Contributed by Peter Malone / If I were inclined to embrace the humor in Meredith Rosen Gallerys anatomically titled group show, “Toes, Knees, Shoulders, Heads + Butts & Guts,” I would call it an impressive feat. But I prefer to call it both ambitious and largely successful in overcoming its own distracting arrangement. Bringing 23 substantial artists into a semi-raw space with a counterintuitive Upper East Side address needed no embellishment beyond its David and Goliath subtext. Combining the roles of curator and participating artist, Zak Kitnick, in collaboration with gallery director Meredith Rosen, swept an engaging mix of genres into a pair of compact exhibition rooms but unfortunately chose to match their choices to an installation plan emphasizing each pieces distance from the floor relevant to the human body. Though amusing and underlined by an assurance that each artist approved the idea, it added nothing to a visitors experience of the work, and in some instances trivialized it.

Installation view
Installation view
Installation view
Installation view
Installation view
Installation view
Installation view
Installation view

A few placements were no-brainers. Carl Andres Limestone Monocel (2009) sat on the floor. Anna Sophie-Bergers mud coat 1 (2016) was executed by proxy at the height of its proscribed gesture. Polly Apfelbaums Beads for April 15th Anniversary (2021) were pinned at ceiling height to focus the eye on its ceramic ballast, and Jorge Pardos Untitled (2013) ceiling lamps hung where one would expect to see them.

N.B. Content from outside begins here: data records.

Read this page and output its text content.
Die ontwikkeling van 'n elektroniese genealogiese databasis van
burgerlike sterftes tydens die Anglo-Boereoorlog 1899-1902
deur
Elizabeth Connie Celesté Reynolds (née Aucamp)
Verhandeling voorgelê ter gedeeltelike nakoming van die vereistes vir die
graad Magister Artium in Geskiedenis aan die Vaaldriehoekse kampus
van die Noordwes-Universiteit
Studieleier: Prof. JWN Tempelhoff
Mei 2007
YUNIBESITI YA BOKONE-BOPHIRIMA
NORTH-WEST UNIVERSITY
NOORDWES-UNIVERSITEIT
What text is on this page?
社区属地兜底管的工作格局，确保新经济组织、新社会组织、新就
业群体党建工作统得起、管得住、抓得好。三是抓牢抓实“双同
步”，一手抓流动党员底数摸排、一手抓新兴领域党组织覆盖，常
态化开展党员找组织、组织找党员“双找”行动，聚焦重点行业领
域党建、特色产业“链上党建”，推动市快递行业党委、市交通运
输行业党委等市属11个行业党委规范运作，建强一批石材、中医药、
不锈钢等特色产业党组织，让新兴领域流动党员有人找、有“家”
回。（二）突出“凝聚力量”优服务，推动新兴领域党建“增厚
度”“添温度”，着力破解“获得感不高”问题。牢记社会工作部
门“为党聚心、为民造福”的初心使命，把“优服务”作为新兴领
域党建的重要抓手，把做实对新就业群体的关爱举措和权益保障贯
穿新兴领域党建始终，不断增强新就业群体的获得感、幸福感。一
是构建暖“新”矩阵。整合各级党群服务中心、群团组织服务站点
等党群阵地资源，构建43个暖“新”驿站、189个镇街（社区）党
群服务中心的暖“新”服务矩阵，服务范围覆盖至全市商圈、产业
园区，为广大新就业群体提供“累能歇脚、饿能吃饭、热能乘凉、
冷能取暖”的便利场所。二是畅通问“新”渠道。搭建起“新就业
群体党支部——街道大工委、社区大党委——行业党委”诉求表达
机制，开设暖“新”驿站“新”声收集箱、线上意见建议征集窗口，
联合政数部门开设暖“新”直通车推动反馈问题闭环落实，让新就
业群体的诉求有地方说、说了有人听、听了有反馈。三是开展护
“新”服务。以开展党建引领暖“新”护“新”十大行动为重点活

The most literal was Hugh Haydens wall mounted Self Portrait of the Artist (2018) resembling a tree that protruded from the wall just above my head. And Kitnicks own Season 6000 (2020-21) metal backgammon board favored the space at the height of its own four legs. Other pieces were subjected to harmless tweaks, like Harry Moritzs, The Red Light Inside Me (2020), a refrigerator door installed at gut level, where refrigerators tend to reside in ones pre-lunch imagination.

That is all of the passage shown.